Öncekilerin başına gelenlerden başkasını mı bekliyorlar? Allah'ın yol ve yönteminde değişme asla bulamazsın!
Allah'ın yol ve yönteminde döneklik de bulamazsın! Yeryüzünde dolaşıp da
kendilerinden öncekilerin sonlarının nasıl olduğunu görmediler mi? Onlar,
kuvvet bakımından bunlardan daha zorluydular. Göklerde de yerde de Allah'ı âciz
bırakacak hiçbir şey yoktur. Alîm'dir O, Kadîr'dir.” (35. sure (FATIR)
42-44. ayet)
“Ayetlerimizi inkâr
edip, "Bana mal da evlat da kesinlikle verilecek." diyeni gördün mü?
Bu adam gaybı mı öğrendi, yoksa Rahman katında bir söz mü aldı? Hayır, hayır! Biz onun
söylediğini yazacağız ve onun için azabı uzattıkça uzatacağız. O dediklerine biz vâris
olacağız.
Kendisi bir başına bize gelecek.” (19. sure (MERYEM) 77-80. ayet)
“Onlar iman etmiyorlar
diye kendini üzüntüden tüketir gibisin. Eğer istersek gökten üzerlerine bir mucize
indiririz de boyunları onun önünde perişanlıkla eğilip kalır. O Rahman'dan kendilerine söze bürünmüş yeni bir hatırlatma
gelmeye dursun, ondan mutlaka yüz çevirirler. Yemin olsun, yalanladılar ama
yakında gelecektir onlara alaya alıp durdukları şeyin haberleri.” (26. sure (ŞUARA) 3-6. ayet)

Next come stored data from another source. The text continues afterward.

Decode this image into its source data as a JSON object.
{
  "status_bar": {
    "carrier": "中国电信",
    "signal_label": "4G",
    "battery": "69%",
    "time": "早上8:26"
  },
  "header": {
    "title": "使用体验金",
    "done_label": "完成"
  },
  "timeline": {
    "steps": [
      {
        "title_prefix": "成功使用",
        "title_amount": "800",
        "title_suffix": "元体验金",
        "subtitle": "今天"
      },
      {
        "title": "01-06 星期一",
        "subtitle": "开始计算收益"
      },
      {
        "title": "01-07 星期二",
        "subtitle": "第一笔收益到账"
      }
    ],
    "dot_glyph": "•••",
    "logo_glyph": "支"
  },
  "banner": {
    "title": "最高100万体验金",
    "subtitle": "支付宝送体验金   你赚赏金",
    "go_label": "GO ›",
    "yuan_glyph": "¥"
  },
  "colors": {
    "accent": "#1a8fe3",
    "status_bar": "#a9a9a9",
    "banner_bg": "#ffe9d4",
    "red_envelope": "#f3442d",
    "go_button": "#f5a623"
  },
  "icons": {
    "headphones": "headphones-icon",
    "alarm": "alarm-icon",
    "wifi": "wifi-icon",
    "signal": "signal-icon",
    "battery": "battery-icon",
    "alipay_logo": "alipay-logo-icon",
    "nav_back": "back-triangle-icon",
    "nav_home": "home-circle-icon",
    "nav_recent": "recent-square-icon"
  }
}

“Kendi ellerinin önden hazırladıkları yüzünden
başlarına bir musibet geldiğinde hemen şöyle diyorlar: "Rabbimiz, bize bir
resul gönderseydin de senin ayetlerine uyup müminlerden olsaydık ne
olurdu!" Fakat hak, katımızdan kendilerine geldiğinde
şöyle dediler: "Mûsa'ya verilenin aynısı buna da verilseydi ya!"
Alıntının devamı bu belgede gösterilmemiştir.